What grand conundrum could possibly cause such trouble? The answer is surprisingly mundane: turbulent fluid flows. When a solid object passes through air or water, the interface becomes a chaotic region of almost innumerable fluctuations and eddies as the surrounding medium passes over and around the solid object.
It is those chaotic flows and the drag they generate that account for up to half of the jet fuel burned during an airplane flight, and an even higher share of fuel usage on large ships and submarines, according to a study in the July 9 issue of Science. But modeling such complex behavior in realistic detail is a task far too daunting for today's technology.
The effects of turbulence near a surface, whether the body of an airplane or the side of a ship, are difficult to predict, the study's authors explain. "The most important processes occur very close to the solid boundary—the region where accurate measurements and simulations are most challenging," report Ivan Marusic, Romain Mathis and Nick Hutchins of the department of mechanical engineering at the University of Melbourne in Australia.

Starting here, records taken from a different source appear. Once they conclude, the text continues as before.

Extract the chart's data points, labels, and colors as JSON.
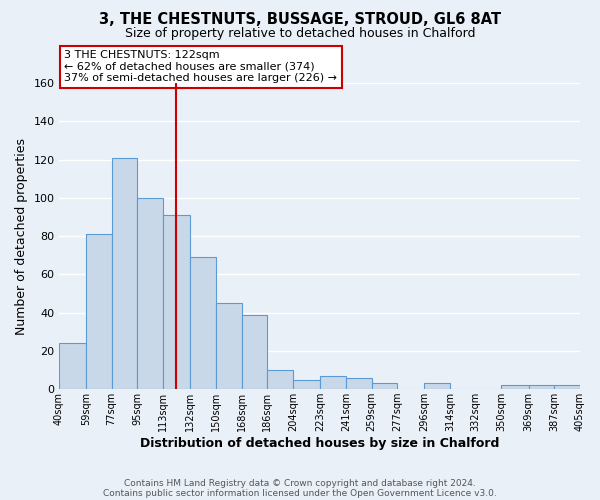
{
  "title": "3, THE CHESTNUTS, BUSSAGE, STROUD, GL6 8AT",
  "subtitle": "Size of property relative to detached houses in Chalford",
  "xlabel": "Distribution of detached houses by size in Chalford",
  "ylabel": "Number of detached properties",
  "bar_color": "#c8d8e8",
  "bar_edge_color": "#5b9bd5",
  "background_color": "#eaf0f8",
  "grid_color": "#ffffff",
  "vline_x": 122,
  "vline_color": "#cc0000",
  "bin_edges": [
    40,
    59,
    77,
    95,
    113,
    132,
    150,
    168,
    186,
    204,
    223,
    241,
    259,
    277,
    296,
    314,
    332,
    350,
    369,
    387,
    405
  ],
  "bin_labels": [
    "40sqm",
    "59sqm",
    "77sqm",
    "95sqm",
    "113sqm",
    "132sqm",
    "150sqm",
    "168sqm",
    "186sqm",
    "204sqm",
    "223sqm",
    "241sqm",
    "259sqm",
    "277sqm",
    "296sqm",
    "314sqm",
    "332sqm",
    "350sqm",
    "369sqm",
    "387sqm",
    "405sqm"
  ],
  "counts": [
    24,
    81,
    121,
    100,
    91,
    69,
    45,
    39,
    10,
    5,
    7,
    6,
    3,
    0,
    3,
    0,
    0,
    2,
    2,
    2
  ],
  "ylim": [
    0,
    160
  ],
  "yticks": [
    0,
    20,
    40,
    60,
    80,
    100,
    120,
    140,
    160
  ],
  "annotation_title": "3 THE CHESTNUTS: 122sqm",
  "annotation_line1": "← 62% of detached houses are smaller (374)",
  "annotation_line2": "37% of semi-detached houses are larger (226) →",
  "annotation_box_color": "#ffffff",
  "annotation_border_color": "#cc0000",
  "footer1": "Contains HM Land Registry data © Crown copyright and database right 2024.",
  "footer2": "Contains public sector information licensed under the Open Government Licence v3.0."
}
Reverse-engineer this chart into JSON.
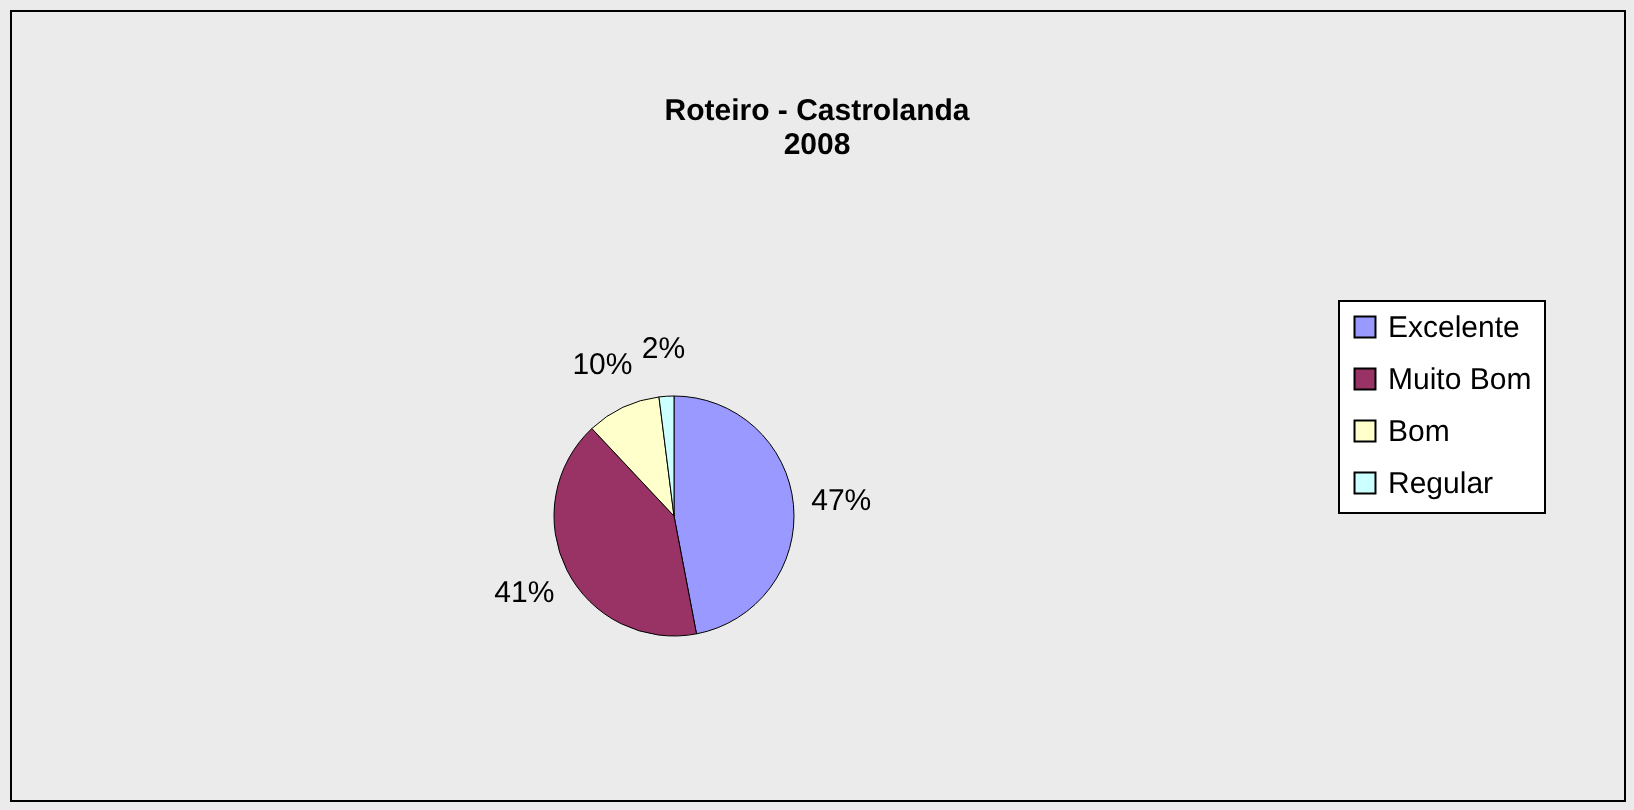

The Australian group has produced a new model that predicts some properties of such fine-grained "near-wall" turbulence from large-scale effects measured farther away from the surface. The outer layers of fluid flow, the authors found, have a twofold impact on the near-wall turbulence: the outer turbulent "superstructures" both deliver energy to the wall region and modulate the scale of the fluctuations there. The new model, which incorporates those effects, was found to match well with results from a simplified experimental setting with a 27-meter flat surface in a wind tunnel.
In an accompanying commentary in Science, Ronald Adrian of Arizona State University notes that further work will be needed to verify that the model works for all interfaces, not just the simplified wind-tunnel surface, and that it can predict the full complexity of turbulence. If models such as that developed by the Australian team could bring Feynman's great problem one step closer to being solved, engineers might be able to better account for its effects by designing surfaces that experience less drag. "The ability to predict such behavior," the study's authors write, "often implies opportunity for control."